Finally, the LC-(-)ESI/HRMS profiles obtained by using the RP-C4 column highlighted the occurrence in both “Nocciola Piemonte” extracts of two peaks (87 and 91) yielding MS2 spectra characterized by abundant [(M-162)-H]− and [(M-180)-H]− ions (Table 2) corresponding to ceramides (Table 1). These compounds are lipids structurally made up of a long-chain base, in plant usually consisting of an 18-carbon atom backbone supporting hydroxyl groups at C1 and C3 and an amine group at C2, linked by N-acylation to a fatty acid generally made up of 14–26 carbon atoms and usually hydroxylated at C-2. The comparison with literature data permitted to identify compounds 87 and 91 as glycosylceramides (GlcCers) (Alasalvar and Pelvan, 2011).
Compositional distribution of polar lipids
The knowledge of the mechanism of lipids fragmentation was used to design an analytical strategy that, by monitoring the characteristic transitions for each lipid class in MRM experiments, allowed to obtain a quantitative distribution, in relative terms, of the main polar lipid families occurring in both NPR and NPF, that is, phosho- and glycolipids.

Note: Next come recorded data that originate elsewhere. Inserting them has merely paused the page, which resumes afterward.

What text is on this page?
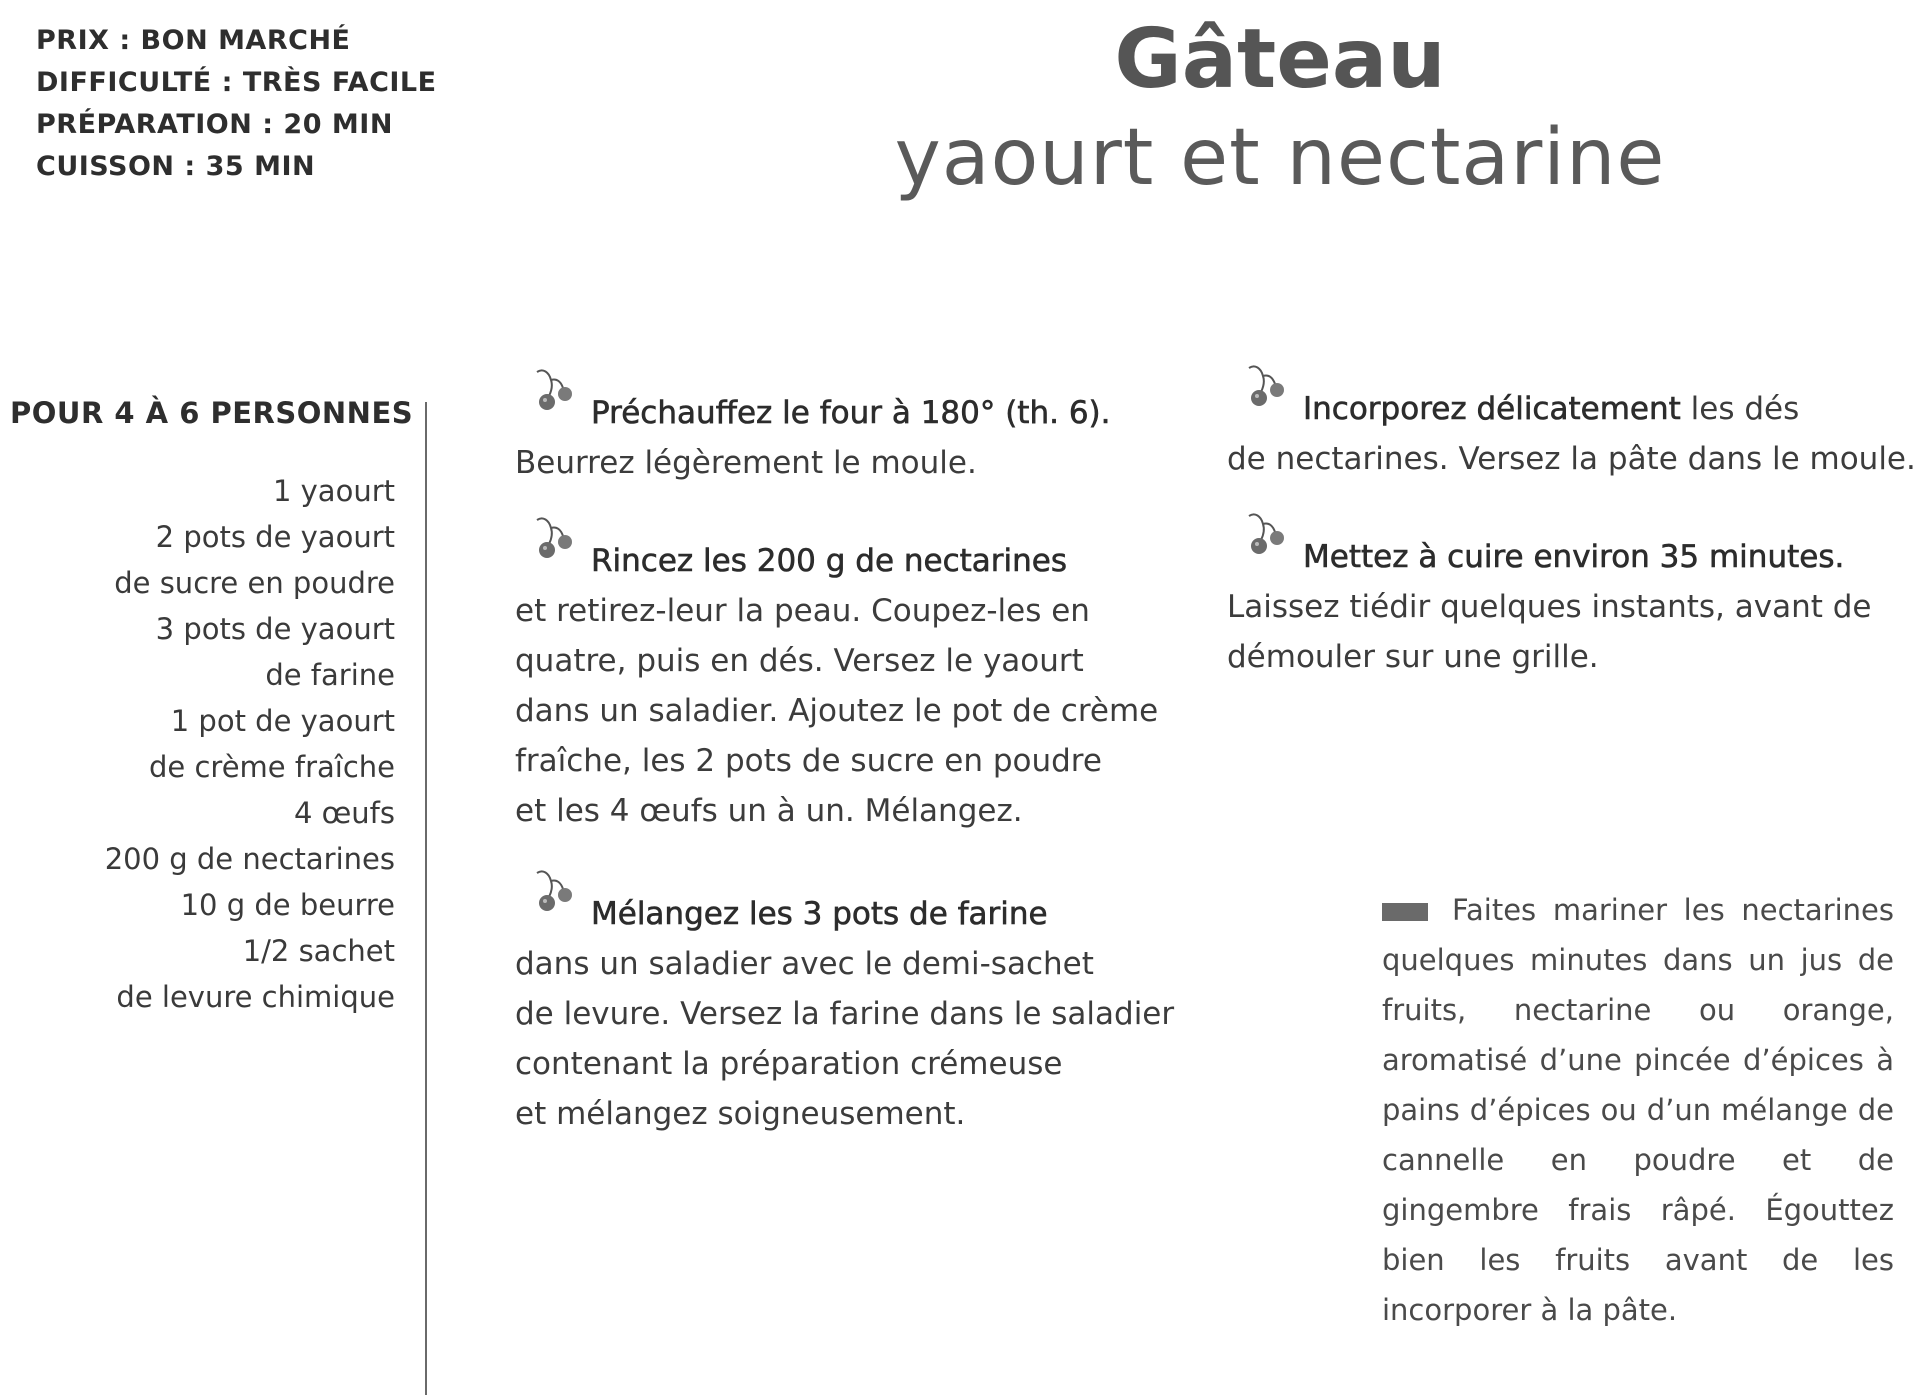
PRIX : BON MARCHÉ
DIFFICULTÉ : TRÈS FACILE
PRÉPARATION : 20 MIN
CUISSON : 35 MIN
Gâteau
yaourt et nectarine
POUR 4 À 6 PERSONNES
1 yaourt
2 pots de yaourt
de sucre en poudre
3 pots de yaourt
de farine
1 pot de yaourt
de crème fraîche
4 œufs
200 g de nectarines
10 g de beurre
1/2 sachet
de levure chimique
Préchauffez le four à 180° (th. 6).
Beurrez légèrement le moule.
Rincez les 200 g de nectarines
et retirez-leur la peau. Coupez-les en
quatre, puis en dés. Versez le yaourt
dans un saladier. Ajoutez le pot de crème
fraîche, les 2 pots de sucre en poudre
et les 4 œufs un à un. Mélangez.
Mélangez les 3 pots de farine
dans un saladier avec le demi-sachet
de levure. Versez la farine dans le saladier
contenant la préparation crémeuse
et mélangez soigneusement.
Incorporez délicatement les dés
de nectarines. Versez la pâte dans le moule.
Mettez à cuire environ 35 minutes.
Laissez tiédir quelques instants, avant de
démouler sur une grille.
Faites mariner les nectarines quelques minutes dans un jus de fruits, nectarine ou orange, aromatisé d’une pincée d’épices à pains d’épices ou d’un mélange de cannelle en poudre et de gingembre frais râpé. Égouttez bien les fruits avant de les incorporer à la pâte.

The pie chart in Figure 1 clearly indicates that NPR was about threefolds richer in lipids than NPF, which could be explained by a better extractability following the destruction of hazelnut tissues by roasting, in agreement with previous works carried out on different matrices such as safflower, rice germ, argan, pumpkin, and mustard seeds (Belcadi-Haloui et al., 2018). The bar histograms shown in Figure 1A indicate that the relationship existing between the two main lipid families present in NPR and NPF was basically the same, highlighting in both roasted and fresh kernels the clear prevalence in relative terms of the phospholipids family versus that of glycolipids, with the latter being even less represented in NPR with respect to the first one. In particular, both in NPR and in NPF the lyso-phospholipid class resulted to be the most represented lipid class in relative terms, followed by those of phospholipids, digalactosylmonoacylglicerols, and sulfoquinovosyl species (Figure 1B).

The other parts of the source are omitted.